题目链接
K King of the Waves
Picture by JD Lasica via Flickr.
You are organising a king of the hill tournament, the Buenos Aires
Paddleboarding Competition (BAPC), with n participants. In a
king of the hill tournament, one person starts as a “king” and is
then challenged by another person, the winning person becomes
the new king. This is repeated until all participants have challenged
exactly once (except for the starting person). In a paddleboarding
match, there are no draws. The person which ends up as
king, wins the tournament. Since you are the organiser, you get to
choose the starting person and the order in which they challenge
the king.
Someone is offering you a substantial amount of money in case
one of the participants, Henk, ends up winning the tournament. You happen to know, for
any two participants x and y, which of the two would win if they were to match during the
tournament. Consequently, you choose to do the unethical: you will try to rig the game. Can
you find a schedule that makes Henk win the tournament?
Input
• The first line contains an integer 1 ≤ n ≤ 1000, the number of participants. The
participants are numbered 0, … , n − 1, where Henk is 0.
• Then n lines follow, where each line has exactly n characters (not counting the newline
character). These lines represent the matrix with the information of who beats who, as
follows. On line i the jth character is (note that 0 ≤ i, j < n):
– ’1’ if person i will win against person j.

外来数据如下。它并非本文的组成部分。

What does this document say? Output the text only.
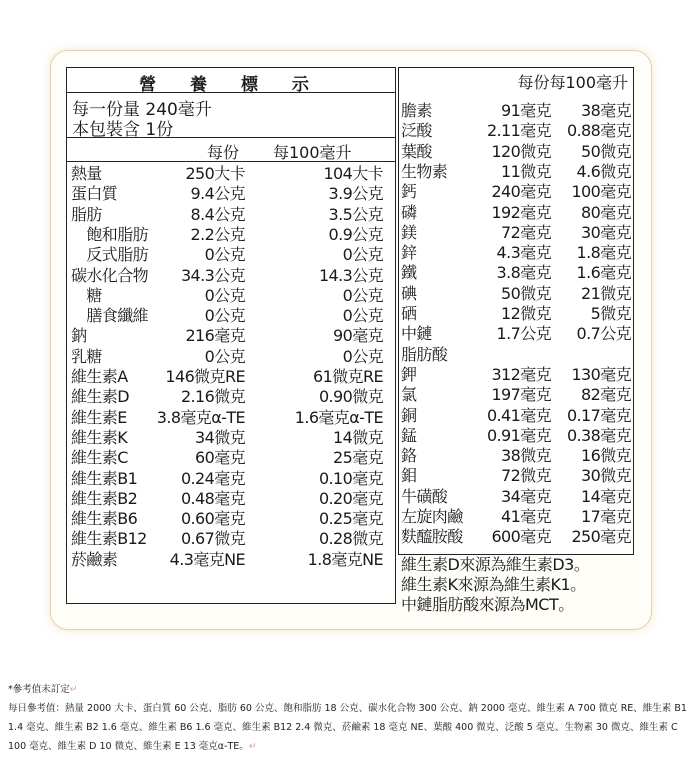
營 養 標 示
每一份量 240毫升
本包裝含 1份
每份 每100毫升
熱量	250大卡	104大卡
蛋白質	9.4公克	3.9公克
脂肪	8.4公克	3.5公克
　飽和脂肪	2.2公克	0.9公克
　反式脂肪	0公克	0公克
碳水化合物 34.3公克	14.3公克
　糖	0公克	0公克
　膳食纖維	0公克	0公克
鈉	216毫克	90毫克
乳糖	0公克	0公克
維生素A 146微克RE	61微克RE
維生素D	2.16微克	0.90微克
維生素E 3.8毫克α-TE	1.6毫克α-TE
維生素K	34微克	14微克
維生素C	60毫克	25毫克
維生素B1	0.24毫克	0.10毫克
維生素B2	0.48毫克	0.20毫克
維生素B6	0.60毫克	0.25毫克
維生素B12 0.67微克	0.28微克
菸鹼素	4.3毫克NE	1.8毫克NE
每份每100毫升
膽素	91毫克 38毫克
泛酸	2.11毫克 0.88毫克
葉酸	120微克 50微克
生物素	11微克 4.6微克
鈣	240毫克 100毫克
磷	192毫克 80毫克
鎂	72毫克 30毫克
鋅	4.3毫克 1.8毫克
鐵	3.8毫克 1.6毫克
碘	50微克 21微克
硒	12微克 5微克
中鏈	1.7公克 0.7公克
脂肪酸
鉀	312毫克 130毫克
氯	197毫克 82毫克
銅	0.41毫克 0.17毫克
錳	0.91毫克 0.38毫克
鉻	38微克 16微克
鉬	72微克 30微克
牛磺酸	34毫克 14毫克
左旋肉鹼 41毫克 17毫克
麩醯胺酸 600毫克 250毫克
維生素D來源為維生素D3。
維生素K來源為維生素K1。
中鏈脂肪酸來源為MCT。
*參考值未訂定↵
每日參考值：熱量 2000 大卡、蛋白質 60 公克、脂肪 60 公克、飽和脂肪 18 公克、碳水化合物 300 公克、鈉 2000 毫克、維生素 A 700 微克 RE、維生素 B1 1.4 毫克、維生素 B2 1.6 毫克、維生素 B6 1.6 毫克、維生素 B12 2.4 微克、菸鹼素 18 毫克 NE、葉酸 400 微克、泛酸 5 毫克、生物素 30 微克、維生素 C 100 毫克、維生素 D 10 微克、維生素 E 13 毫克α-TE。↵
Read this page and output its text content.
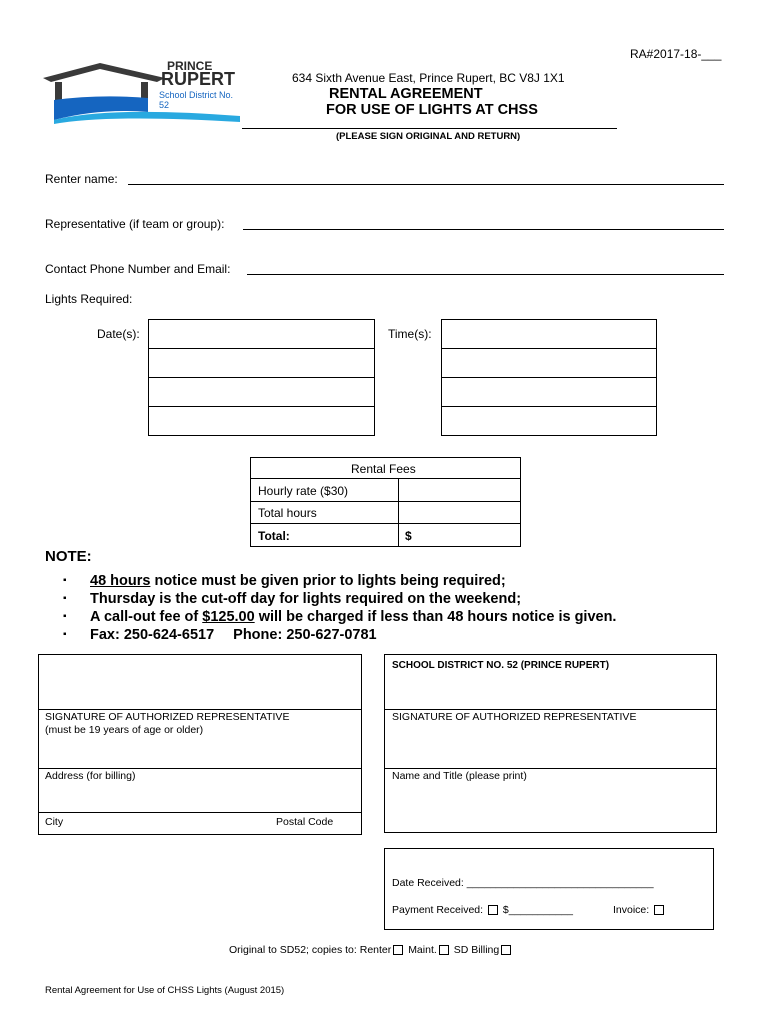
RA#2017-18-___
PRINCE
RUPERT
School District No. 52
634 Sixth Avenue East, Prince Rupert, BC V8J 1X1
RENTAL AGREEMENT
FOR USE OF LIGHTS AT CHSS
(PLEASE SIGN ORIGINAL AND RETURN)
Renter name:
Representative (if team or group):
Contact Phone Number and Email:
Lights Required:
Date(s):	Time(s):
Rental Fees
Hourly rate ($30)
Total hours
Total:	$
NOTE:
▪ 48 hours notice must be given prior to lights being required;
▪ Thursday is the cut-off day for lights required on the weekend;
▪ A call-out fee of $125.00 will be charged if less than 48 hours notice is given.
▪ Fax: 250-624-6517 Phone: 250-627-0781
SIGNATURE OF AUTHORIZED REPRESENTATIVE
(must be 19 years of age or older)
Address (for billing)
City	Postal Code
SCHOOL DISTRICT NO. 52 (PRINCE RUPERT)
SIGNATURE OF AUTHORIZED REPRESENTATIVE
Name and Title (please print)
Date Received: ________________________________
Payment Received: $___________	Invoice:
Original to SD52; copies to: Renter Maint. SD Billing
Rental Agreement for Use of CHSS Lights (August 2015)
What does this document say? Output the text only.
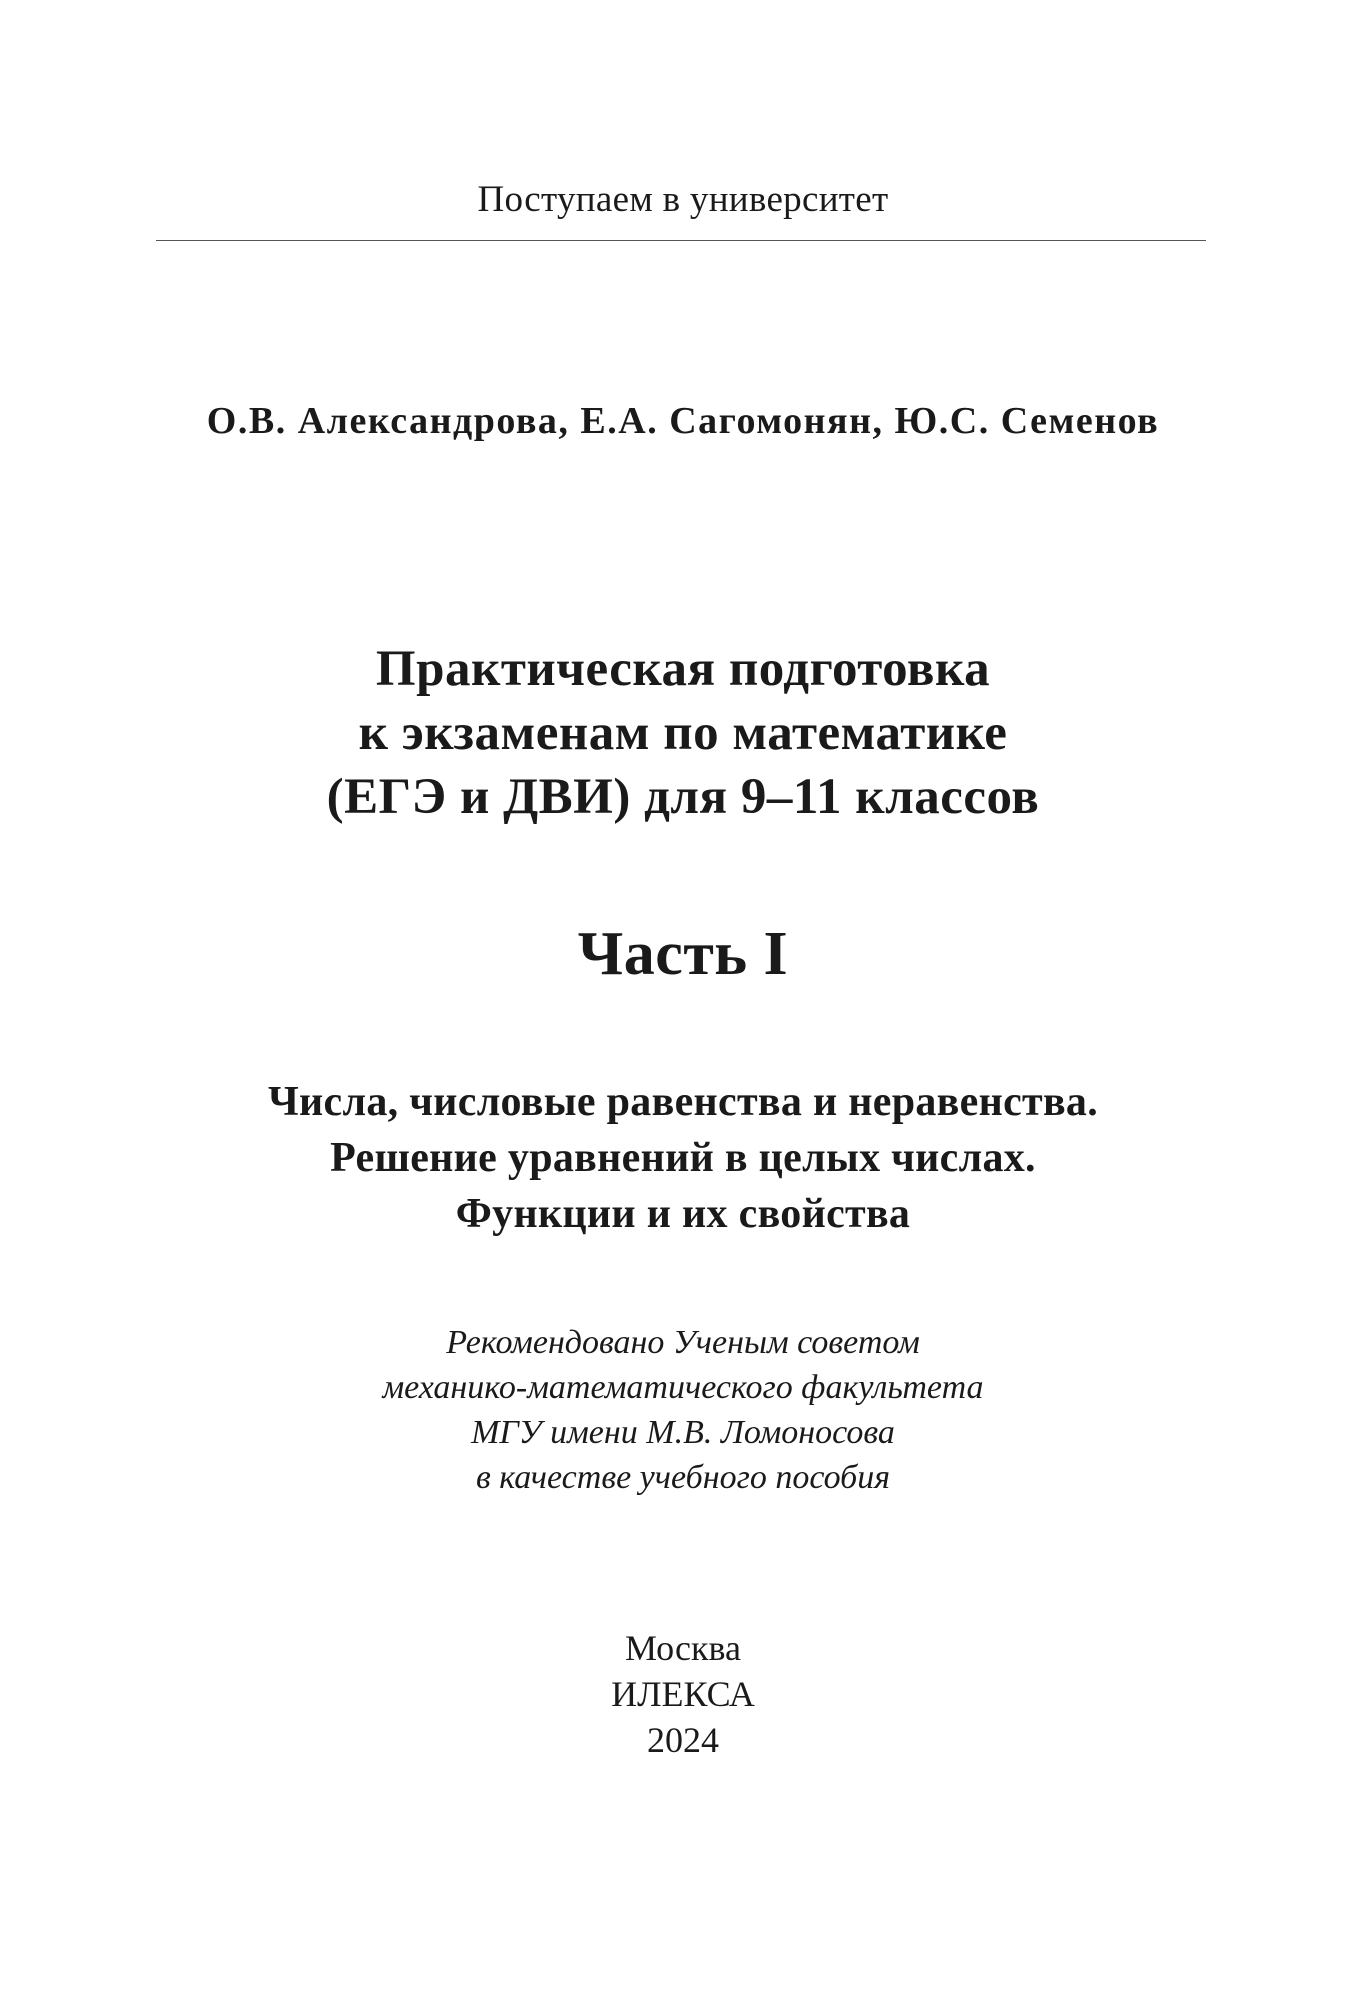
Поступаем в университет
О.В. Александрова, Е.А. Сагомонян, Ю.С. Семенов
Практическая подготовка
к экзаменам по математике
(ЕГЭ и ДВИ) для 9–11 классов
Часть I
Числа, числовые равенства и неравенства.
Решение уравнений в целых числах.
Функции и их свойства
Рекомендовано Ученым советом
механико-математического факультета
МГУ имени М.В. Ломоносова
в качестве учебного пособия
Москва
ИЛЕКСА
2024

– ’0’ if person i will lose against person j.
– ’X’ if i = j.
Output
Print a sequence of participants, such that the first person starts as king and the consequent
participants challenge the king. If there is no way to rig the game such that Henk wins, print
“impossible”.
题目描述:
已知n个人(0 ~ n-1),和一个n行n列矩阵:
- ‘1’ 代表 i 能赢 j
- ‘0’ 代表 j 能赢 i
- ‘X’ 代表平局
安排一个n个人都出场出场顺序,保证最后0赢
Solution:
由于只需要保证0能赢即可,那么对于 i (1 <= i <= n-1) 这个人,必须要保证要么被0打败,要么被0所打败的人打败,所以只需要对0所打败的人和0打败的人所打败的人进行遍历(不需要关心他们是否能赢0,只要保证在遇到0之前会输掉即可),如果所有点都能扫到,就说明0能赢所有人
代码:
#include <cstdio>
#include <cstring>
#include <cmath>
#include <algorithm>
#include <cstdlib>
#include <iostream>
#include <queue>
using namespace std;
typedef long long LL;
const int MaxN = 1e5 + 5;
const int Mod = 1e9 + 7;
const int INF = 0x3f3f3f3f;
vector <int> G[1005];
int n;
int inseq[MaxN], seq[MaxN];
char s[1005];
void solve() {
int head = 1, tail = 0;
seq[++tail] = 0, inseq[0] = 1;
while(head <= tail) {
int now = seq[head];
for(int i = 0; i < G[now].size(); i++) {
int u = G[now][i];
if(!inseq[u]) seq[++tail] = u, inseq[u] = 1;
}
head++;
}
if(tail < n) printf("impossible\n");
else {
for(int i = tail; i >= 1; i--) printf("%d ", seq[i]);
printf("\n");
}
}
int main() {
scanf("%d", &n);
for(int i = 0; i < n; i++) {
scanf("%s", s);
for(int j = 0; j < n; j++) {
if(s[j] == '0') G[j].push_back(i);
if(s[j] == '1') G[i].push_back(j);
}
}
solve();
return 0;
}